McKenzie gave a sharp nod. “Which worked. You seen the message boards? Half the county’s convinced we’ve got a cryptid on the loose. It feeds into the lore of this area.”

Noah grunted. “All because some guy walked into a Michaels, bought fur and glue, and staged a horror show.”

“Not just glue and fur,” Addie added, more gently now. “Tools. Planning. Time. He didn’t panic and lash out. He plotted.”

She hesitated, then tapped another file open. “There is one… potential caveat.”

Noah raised a brow. “Let’s hear it.”

“I ran the fiber samples against every known synthetic on file, FBI, CDC, even old DHS records. Everything says it’s commercially available…

but one of the glues used on the tent sample?

It’s odd. Industrial-grade epoxy, not sold in hardware stores.

Usually used in… prosthetics or certain military field kits. ”

McKenzie straightened. “That narrows the suspect pool.”

“Maybe. I’m flagging it for a deeper chem run, but there’s a possibility this person had access to restricted-use materials.”

A beat passed.

“You’re saying we might be dealing with someone who used to work in defense?” Noah asked.

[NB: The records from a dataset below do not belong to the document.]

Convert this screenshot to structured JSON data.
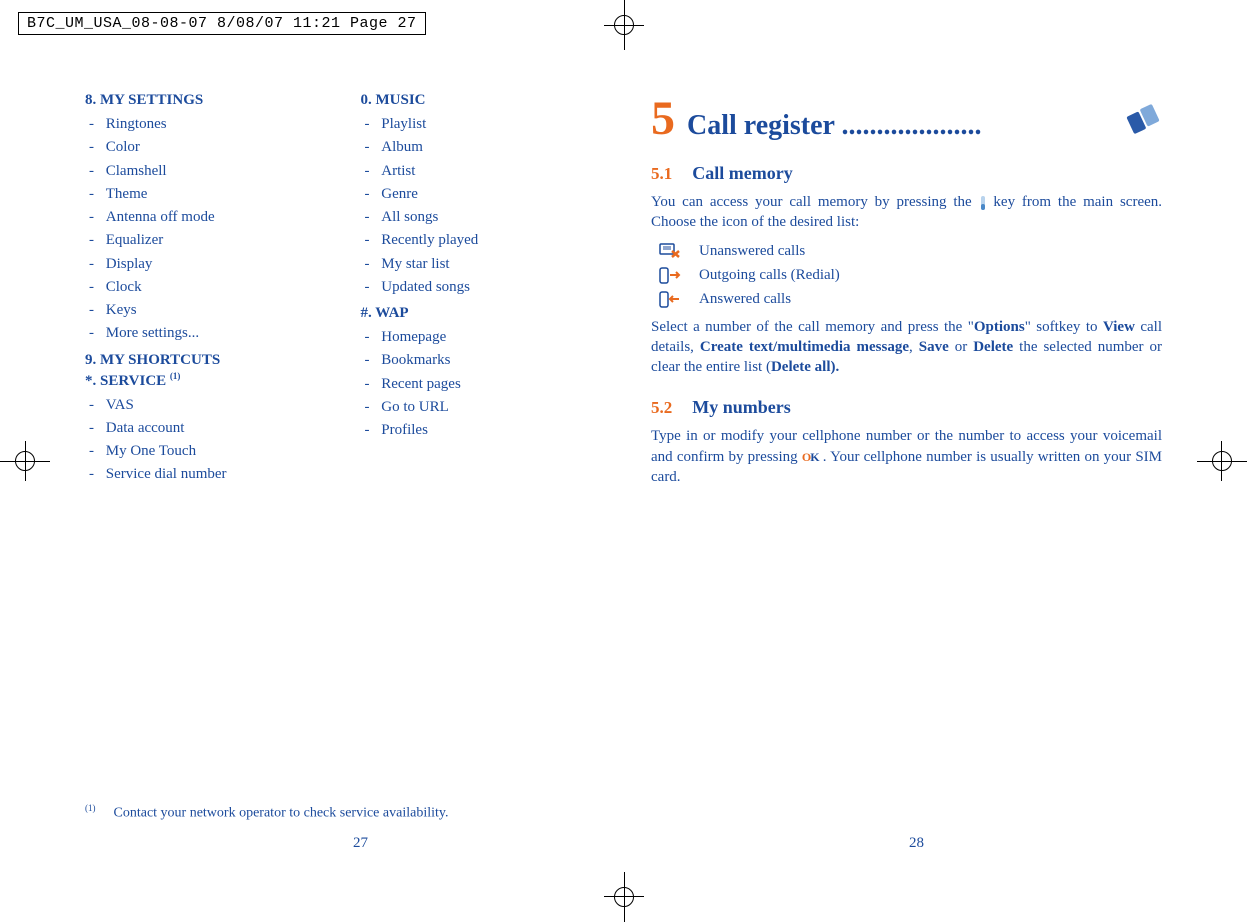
{
  "print_header": "B7C_UM_USA_08-08-07  8/08/07  11:21  Page 27",
  "left": {
    "col1": {
      "sections": [
        {
          "title": "8. MY SETTINGS",
          "items": [
            "Ringtones",
            "Color",
            "Clamshell",
            "Theme",
            "Antenna off mode",
            "Equalizer",
            "Display",
            "Clock",
            "Keys",
            "More settings..."
          ]
        },
        {
          "title": "9. MY SHORTCUTS",
          "items": []
        },
        {
          "title": "*. SERVICE ",
          "sup": "(1)",
          "items": [
            "VAS",
            "Data account",
            "My One Touch",
            "Service dial number"
          ]
        }
      ]
    },
    "col2": {
      "sections": [
        {
          "title": "0. MUSIC",
          "items": [
            "Playlist",
            "Album",
            "Artist",
            "Genre",
            "All songs",
            "Recently played",
            "My star list",
            "Updated songs"
          ]
        },
        {
          "title": "#. WAP",
          "items": [
            "Homepage",
            "Bookmarks",
            "Recent pages",
            "Go to URL",
            "Profiles"
          ]
        }
      ]
    },
    "footnote_sup": "(1)",
    "footnote": "Contact your network operator to check service availability.",
    "page_num": "27"
  },
  "right": {
    "chapter_num": "5",
    "chapter_title": "Call register ....................",
    "s51_num": "5.1",
    "s51_title": "Call memory",
    "s51_p1a": "You can access your call memory by pressing the ",
    "s51_p1b": " key from the main screen. Choose the icon of the desired list:",
    "calls": [
      {
        "label": "Unanswered calls"
      },
      {
        "label": "Outgoing calls (Redial)"
      },
      {
        "label": "Answered calls"
      }
    ],
    "s51_p2a": "Select a number of the call memory and press the \"",
    "s51_opt": "Options",
    "s51_p2b": "\" softkey to ",
    "s51_view": "View",
    "s51_p2c": " call details, ",
    "s51_create": "Create text/multimedia message",
    "s51_p2d": ", ",
    "s51_save": "Save",
    "s51_p2e": " or ",
    "s51_delete": "Delete",
    "s51_p2f": " the selected number or clear the entire list (",
    "s51_deleteall": "Delete all).",
    "s52_num": "5.2",
    "s52_title": "My numbers",
    "s52_p1a": "Type in or modify your cellphone number or the number to access your voicemail and confirm by pressing ",
    "s52_ok": "OK",
    "s52_p1b": ". Your cellphone number is usually written on your SIM card.",
    "page_num": "28"
  }
}
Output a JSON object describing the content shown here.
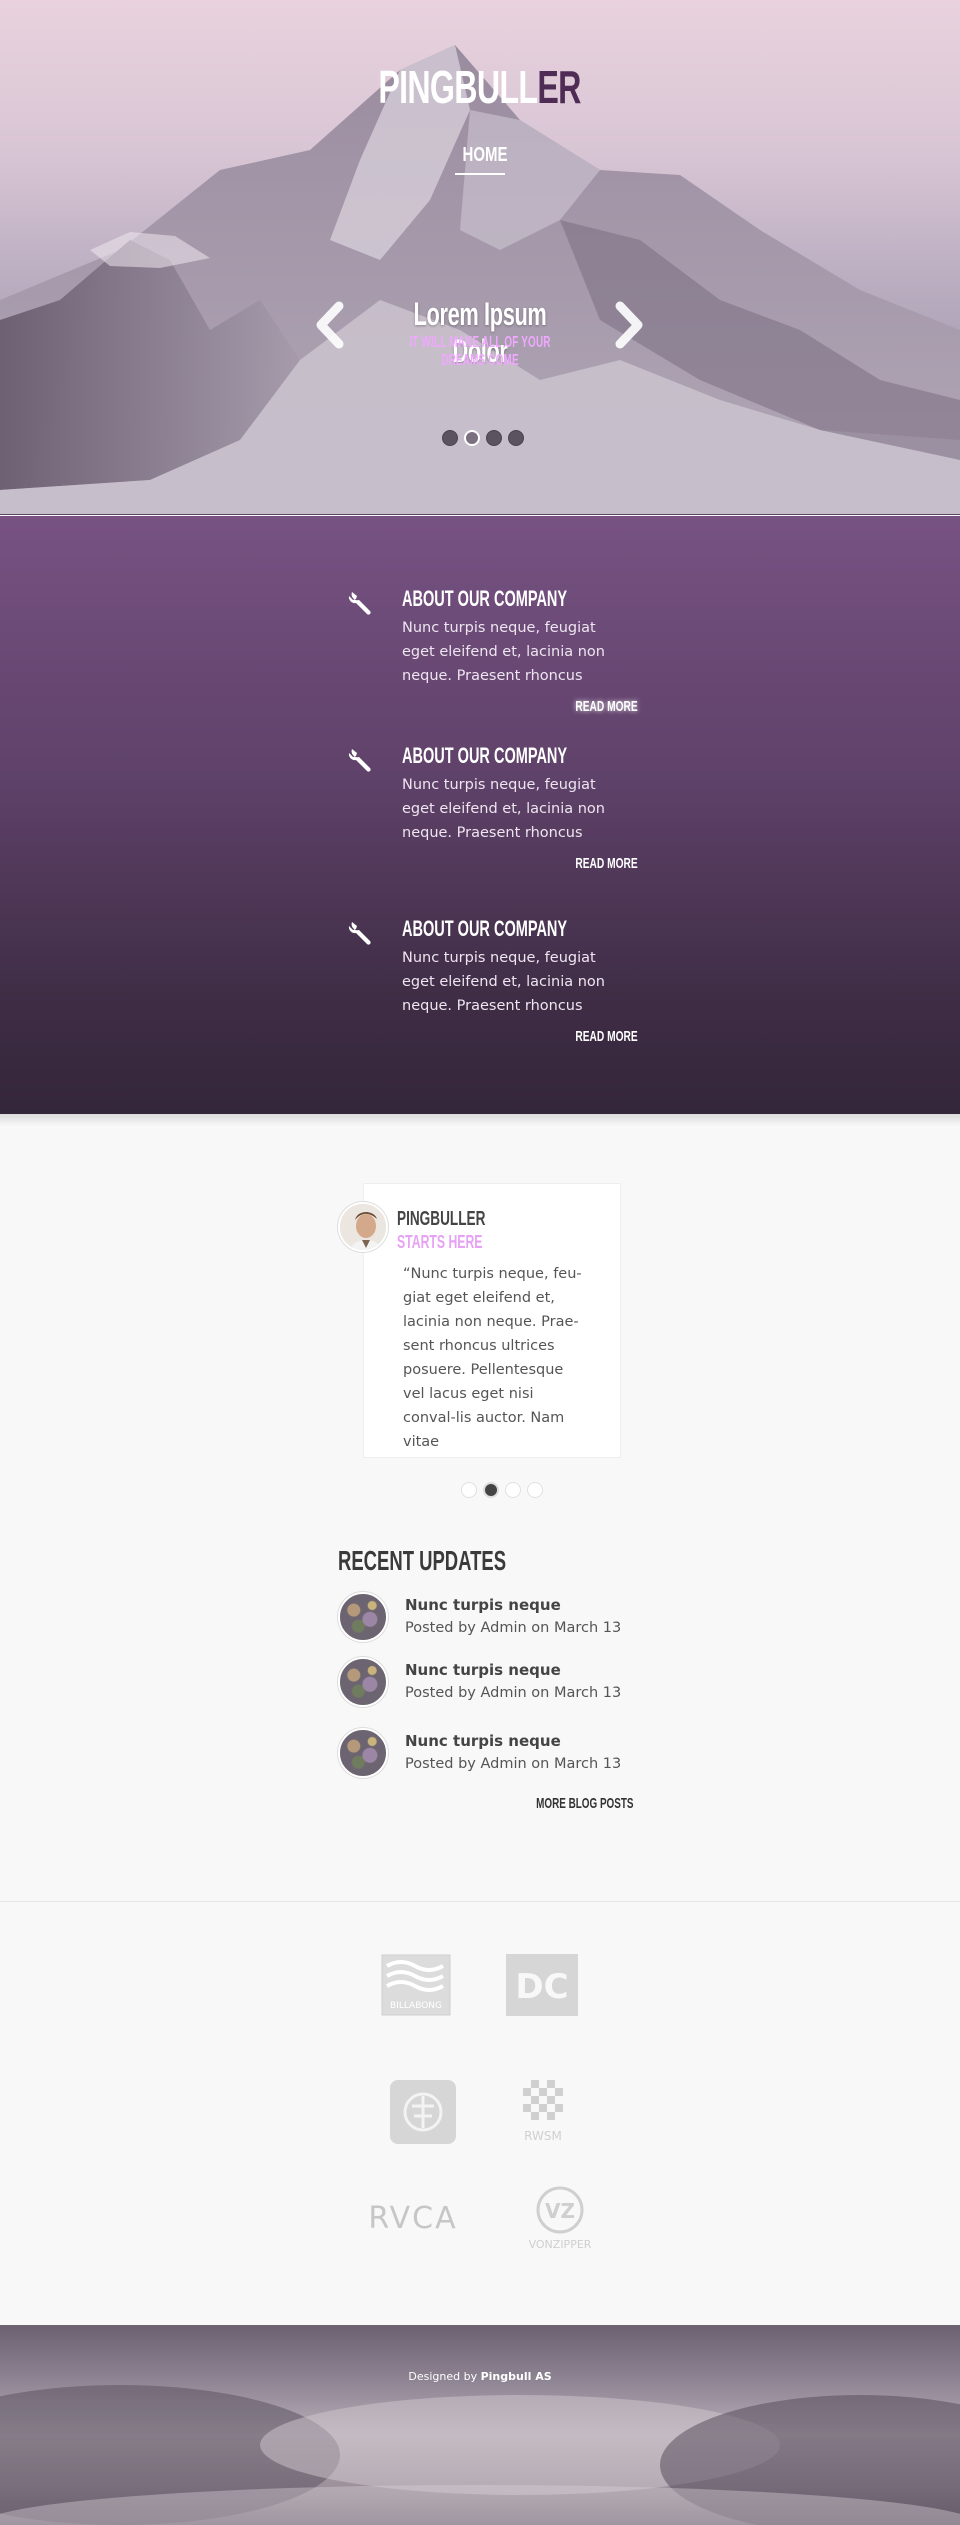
{
  "site": {
    "logo_main": "PINGBULL",
    "logo_accent": "ER",
    "nav_home": "HOME"
  },
  "slider": {
    "title": "Lorem Ipsum Dolor",
    "subtitle": "IT WILL MAKE ALL OF YOUR DREAMS COME",
    "active_dot": 2,
    "dot_count": 4
  },
  "features": [
    {
      "icon": "wrench-icon",
      "title": "ABOUT OUR COMPANY",
      "text": "Nunc turpis neque, feugiat eget eleifend et, lacinia non neque. Praesent rhoncus",
      "link": "READ MORE"
    },
    {
      "icon": "wrench-icon",
      "title": "ABOUT OUR COMPANY",
      "text": "Nunc turpis neque, feugiat eget eleifend et, lacinia non neque. Praesent rhoncus",
      "link": "READ MORE"
    },
    {
      "icon": "wrench-icon",
      "title": "ABOUT OUR COMPANY",
      "text": "Nunc turpis neque, feugiat eget eleifend et, lacinia non neque. Praesent rhoncus",
      "link": "READ MORE"
    }
  ],
  "testimonial": {
    "name": "PINGBULLER",
    "tagline": "STARTS HERE",
    "quote": "“Nunc turpis neque, feu-giat eget eleifend et, lacinia non neque. Prae-sent rhoncus ultrices posuere. Pellentesque vel lacus eget nisi conval-lis auctor. Nam vitae",
    "active_dot": 2,
    "dot_count": 4
  },
  "recent_updates": {
    "title": "RECENT UPDATES",
    "posts": [
      {
        "title": "Nunc turpis neque",
        "meta": "Posted by Admin on March 13"
      },
      {
        "title": "Nunc turpis neque",
        "meta": "Posted by Admin on March 13"
      },
      {
        "title": "Nunc turpis neque",
        "meta": "Posted by Admin on March 13"
      }
    ],
    "more_link": "MORE BLOG POSTS"
  },
  "brands": {
    "billabong": "BILLABONG",
    "rvca": "RVCA",
    "vonzipper": "VONZIPPER",
    "rwsm": "RWSM",
    "dc": "DC",
    "element": "ELEMENT"
  },
  "footer": {
    "credit_prefix": "Designed by",
    "credit_name": "Pingbull AS"
  },
  "colors": {
    "accent_purple": "#775283",
    "accent_pink": "#e6a2f4",
    "logo_accent": "#4f2c56"
  }
}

“Or wilderness training. Or even the film industry,” Addie replied. “I’m not leaping to conclusions, but I wouldn’t call this amateur hour.”

Noah chewed it over.

McKenzie broke the silence. “So where does that leave us?”

Noah folded her arms. “Next step is connecting the materials to a buyer. If Rishi’s scraping supplier databases and regional purchase orders, you’ll want to look into anyone local with wilderness access and theater or SFX experience.”

Noah’s gaze lingered on the image of the synthetic fibers. “This changes the direction of the case.”

Addie nodded. “It should.”

He looked to McKenzie. “Time to hunt the puppeteer.”

McKenzie’s face hardened and gave a nod.

And with that, the illusion began to unravel.